Berdasarkan permasalahan tersebut, maka penulis akan memfokuskan tentang bagaimana orientasi politik pengurus DPW PPP Lampung terhadap konflik PPP di tingkat pusat. Selain itu fokus tempat penelitian adalah pada DPW PPP Lampung tanpa meneliti langsung di DPP PPP di Jakarta, hal ini disebabkan karena penelitian ini hanya ditujukan pada orientasi dan sikap politik pengurus DPW PPP Lampung terhadap konflik PPP di tingkat pusat. Penelitian ini menggunakan Almond dan Verba, dalam budaya politik mengandung komponen obyek politik sebagai berikut

a. Komponen kognitif yaitu komponen yang menyangkut pengetahuan tentang politik dan kepercayaan pada politik, peranan dan segala kewajibannya.

b. Komponen afektif yaitu perasaan terhadap sistem politik atau peranannya, para aktor dan penampilannya.

c. Komponen evaluatif yaitu penilaian dan opini tentang objek politik yang biasanya melibatkan nilai-nilai standar terhadap objek politik dan kejadian-kejadian (Sastroatmodjo, 1995: 37).

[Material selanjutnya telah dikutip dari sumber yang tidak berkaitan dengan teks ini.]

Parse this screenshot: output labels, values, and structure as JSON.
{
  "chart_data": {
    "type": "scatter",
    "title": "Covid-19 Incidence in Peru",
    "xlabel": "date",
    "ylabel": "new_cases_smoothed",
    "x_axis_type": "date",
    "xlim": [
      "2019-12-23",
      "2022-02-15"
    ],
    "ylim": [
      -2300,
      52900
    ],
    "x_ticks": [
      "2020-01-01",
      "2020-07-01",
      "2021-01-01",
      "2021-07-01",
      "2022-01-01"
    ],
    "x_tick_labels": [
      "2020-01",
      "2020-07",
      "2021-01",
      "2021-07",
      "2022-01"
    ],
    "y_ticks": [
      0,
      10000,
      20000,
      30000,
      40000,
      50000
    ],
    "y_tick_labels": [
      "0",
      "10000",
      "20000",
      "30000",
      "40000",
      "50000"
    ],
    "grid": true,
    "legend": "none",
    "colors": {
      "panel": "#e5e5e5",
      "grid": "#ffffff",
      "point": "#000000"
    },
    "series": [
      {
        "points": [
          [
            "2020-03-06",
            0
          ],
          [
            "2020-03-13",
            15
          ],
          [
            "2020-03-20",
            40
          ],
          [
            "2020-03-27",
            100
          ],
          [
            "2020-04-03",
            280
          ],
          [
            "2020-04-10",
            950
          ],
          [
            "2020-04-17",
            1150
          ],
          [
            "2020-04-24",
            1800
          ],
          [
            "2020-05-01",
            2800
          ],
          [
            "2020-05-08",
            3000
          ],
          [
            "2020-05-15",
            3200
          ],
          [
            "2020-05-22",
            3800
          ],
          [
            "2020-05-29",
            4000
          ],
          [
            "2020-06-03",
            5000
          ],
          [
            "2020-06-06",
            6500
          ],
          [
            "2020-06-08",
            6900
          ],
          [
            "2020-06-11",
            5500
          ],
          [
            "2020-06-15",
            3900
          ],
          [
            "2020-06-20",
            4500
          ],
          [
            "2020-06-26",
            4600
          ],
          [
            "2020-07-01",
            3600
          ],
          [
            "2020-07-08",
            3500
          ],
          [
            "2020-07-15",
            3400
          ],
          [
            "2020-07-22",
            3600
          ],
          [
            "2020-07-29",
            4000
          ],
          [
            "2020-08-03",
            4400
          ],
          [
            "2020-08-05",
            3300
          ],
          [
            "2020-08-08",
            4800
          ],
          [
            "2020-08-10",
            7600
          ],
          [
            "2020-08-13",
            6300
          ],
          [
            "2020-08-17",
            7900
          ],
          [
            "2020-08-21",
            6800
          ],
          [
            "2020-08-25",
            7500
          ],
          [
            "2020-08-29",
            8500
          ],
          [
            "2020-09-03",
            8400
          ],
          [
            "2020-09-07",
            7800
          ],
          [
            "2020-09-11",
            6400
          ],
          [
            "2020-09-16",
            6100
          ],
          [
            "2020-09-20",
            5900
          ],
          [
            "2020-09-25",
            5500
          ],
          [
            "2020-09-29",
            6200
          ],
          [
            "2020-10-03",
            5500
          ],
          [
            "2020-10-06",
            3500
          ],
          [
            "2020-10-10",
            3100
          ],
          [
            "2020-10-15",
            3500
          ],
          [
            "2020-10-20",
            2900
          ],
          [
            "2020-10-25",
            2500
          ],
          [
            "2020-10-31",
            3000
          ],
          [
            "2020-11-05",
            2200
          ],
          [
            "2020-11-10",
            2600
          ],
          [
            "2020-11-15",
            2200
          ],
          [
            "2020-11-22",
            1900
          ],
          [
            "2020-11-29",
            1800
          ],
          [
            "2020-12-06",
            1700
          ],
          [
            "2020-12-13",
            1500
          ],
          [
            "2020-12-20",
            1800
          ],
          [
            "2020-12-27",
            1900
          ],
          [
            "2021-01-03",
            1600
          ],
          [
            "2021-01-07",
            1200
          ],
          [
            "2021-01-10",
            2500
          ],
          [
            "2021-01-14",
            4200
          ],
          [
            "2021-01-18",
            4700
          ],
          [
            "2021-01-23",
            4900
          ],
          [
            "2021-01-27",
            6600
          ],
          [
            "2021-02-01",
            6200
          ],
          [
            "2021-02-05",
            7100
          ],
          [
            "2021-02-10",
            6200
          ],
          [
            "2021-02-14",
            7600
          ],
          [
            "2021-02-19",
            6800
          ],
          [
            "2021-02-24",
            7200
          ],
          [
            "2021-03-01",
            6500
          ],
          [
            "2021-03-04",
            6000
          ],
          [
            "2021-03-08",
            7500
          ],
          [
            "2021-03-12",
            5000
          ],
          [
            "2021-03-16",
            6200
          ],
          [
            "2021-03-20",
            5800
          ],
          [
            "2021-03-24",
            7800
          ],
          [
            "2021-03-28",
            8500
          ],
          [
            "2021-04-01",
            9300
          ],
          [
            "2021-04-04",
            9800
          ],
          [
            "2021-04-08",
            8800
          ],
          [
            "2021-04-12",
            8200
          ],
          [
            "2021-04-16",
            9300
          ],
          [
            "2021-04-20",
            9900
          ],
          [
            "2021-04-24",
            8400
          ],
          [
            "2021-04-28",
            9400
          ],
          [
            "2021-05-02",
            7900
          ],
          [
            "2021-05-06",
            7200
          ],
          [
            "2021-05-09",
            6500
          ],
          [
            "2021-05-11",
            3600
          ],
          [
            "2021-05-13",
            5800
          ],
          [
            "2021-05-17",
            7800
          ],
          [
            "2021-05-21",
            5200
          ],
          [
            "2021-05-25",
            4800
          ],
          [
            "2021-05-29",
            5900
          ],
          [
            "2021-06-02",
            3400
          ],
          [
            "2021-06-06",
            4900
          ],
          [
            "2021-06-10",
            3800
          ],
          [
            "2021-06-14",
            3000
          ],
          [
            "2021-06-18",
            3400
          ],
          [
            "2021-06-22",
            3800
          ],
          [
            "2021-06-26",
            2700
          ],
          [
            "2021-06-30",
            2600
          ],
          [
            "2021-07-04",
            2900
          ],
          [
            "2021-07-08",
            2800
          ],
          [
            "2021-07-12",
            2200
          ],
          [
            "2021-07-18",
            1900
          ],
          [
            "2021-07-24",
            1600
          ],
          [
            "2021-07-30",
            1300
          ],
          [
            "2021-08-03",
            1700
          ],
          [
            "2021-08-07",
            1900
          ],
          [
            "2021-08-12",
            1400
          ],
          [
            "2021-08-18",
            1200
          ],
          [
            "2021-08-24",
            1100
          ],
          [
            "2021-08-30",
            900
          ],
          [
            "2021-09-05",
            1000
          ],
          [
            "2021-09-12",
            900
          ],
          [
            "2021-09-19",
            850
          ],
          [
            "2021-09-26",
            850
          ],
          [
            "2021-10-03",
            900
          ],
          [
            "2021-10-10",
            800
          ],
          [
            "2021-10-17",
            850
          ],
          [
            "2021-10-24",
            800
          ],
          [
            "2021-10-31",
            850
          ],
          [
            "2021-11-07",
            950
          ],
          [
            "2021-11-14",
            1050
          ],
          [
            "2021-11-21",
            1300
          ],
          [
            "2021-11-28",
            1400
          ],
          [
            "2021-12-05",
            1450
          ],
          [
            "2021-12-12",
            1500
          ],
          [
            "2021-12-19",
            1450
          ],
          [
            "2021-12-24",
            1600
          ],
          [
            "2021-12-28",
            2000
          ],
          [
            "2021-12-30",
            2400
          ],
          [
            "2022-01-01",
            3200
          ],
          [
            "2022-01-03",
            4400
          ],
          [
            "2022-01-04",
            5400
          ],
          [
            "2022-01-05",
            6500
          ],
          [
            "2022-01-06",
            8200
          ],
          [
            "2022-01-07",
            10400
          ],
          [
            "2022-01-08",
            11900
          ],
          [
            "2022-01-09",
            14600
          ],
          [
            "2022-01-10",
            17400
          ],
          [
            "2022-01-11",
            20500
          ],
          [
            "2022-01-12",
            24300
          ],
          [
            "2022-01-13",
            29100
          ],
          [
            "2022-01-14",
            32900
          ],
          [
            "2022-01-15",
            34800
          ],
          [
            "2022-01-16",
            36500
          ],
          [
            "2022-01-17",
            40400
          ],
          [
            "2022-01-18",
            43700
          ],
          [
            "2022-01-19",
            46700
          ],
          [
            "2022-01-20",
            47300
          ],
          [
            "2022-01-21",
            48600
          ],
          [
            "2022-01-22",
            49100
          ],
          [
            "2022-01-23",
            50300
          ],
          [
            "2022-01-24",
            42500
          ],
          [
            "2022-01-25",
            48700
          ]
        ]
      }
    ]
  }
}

Berdasarkan tiga komponen dalam penggunaan teori orientasi politik tersebut yang ditunjukan perilaku politik DPW PPP Lampung terhadap konflik PPP di tingkat pusat, yang dinilai dari beberapa komponen yaitu:

1. Komponen kognitif, berkaitan dengan terjadinya konflik kepengurusan PPP di tingkat pusat yang meliputi:


(54)

a. Pengetahuan tentang konflik; b. Latar belakang terjadinya konflik; c. Kronologi terjadinya konflik.

2. Komponen Afektif,dalam hal ini dimaksudkan untuk melihat tentang sikap dan perasaan pengurus Dewan Pimpinan Wilayah PPP Provinsi Lampung terhadap konflik yang terjadi di tingkat pusat.

3. Komponen evaluatif, dalam hal ini dimaksudkan untuk mengetahui tindakan yang dilakukan oleh pengurus Dewan Pimpinan Wilayah PPP Provinsi Lampung berkaitan dengan adanya konflik yang terjadi di tingkat pusat.

C. Lokasi Penelitian

Lokasi penelitian ditentukan berdasarkan pertimbangan-pertimbangan tertentu, yaitu melihat dari intensitas aktivitas Dewan Pimpinan Wilayah PPP Provinsi Lampung.

D. Informan

Guna memeroleh informasi yang diperlukan, maka informan dalam penelitian ini adalah 2 (dua) orang dari masing-masing pengurus Dewan Pimpinan Wilayah PPP Provinsi Lampung yang terdiri dari:

1. Pengurus harian Dewan Pimpinan Wilayah PPP Provinsi Lampung; 2. Pimpinan Majelis Pertimbangan Dewan Pimpinan Wilayah PPP Provinsi

Lampung.

3. Pimpiman Majelis Pakar Wilayah Dewan Pimpinan Wilayah PPP Provinsi Lampung.


(55)

E. Jenis dan Sumber Data

Menurut Soerjono Soekanto, data adalah sekumpulan informasi yang dibutuhkan dalam pelaksanaan suatu penelitian yang berasal dari berbagai sumber, berdasarkan sumbernya, data terdiri dari data lapangan dan data kepustakaan (Soekanto, 1986: 43).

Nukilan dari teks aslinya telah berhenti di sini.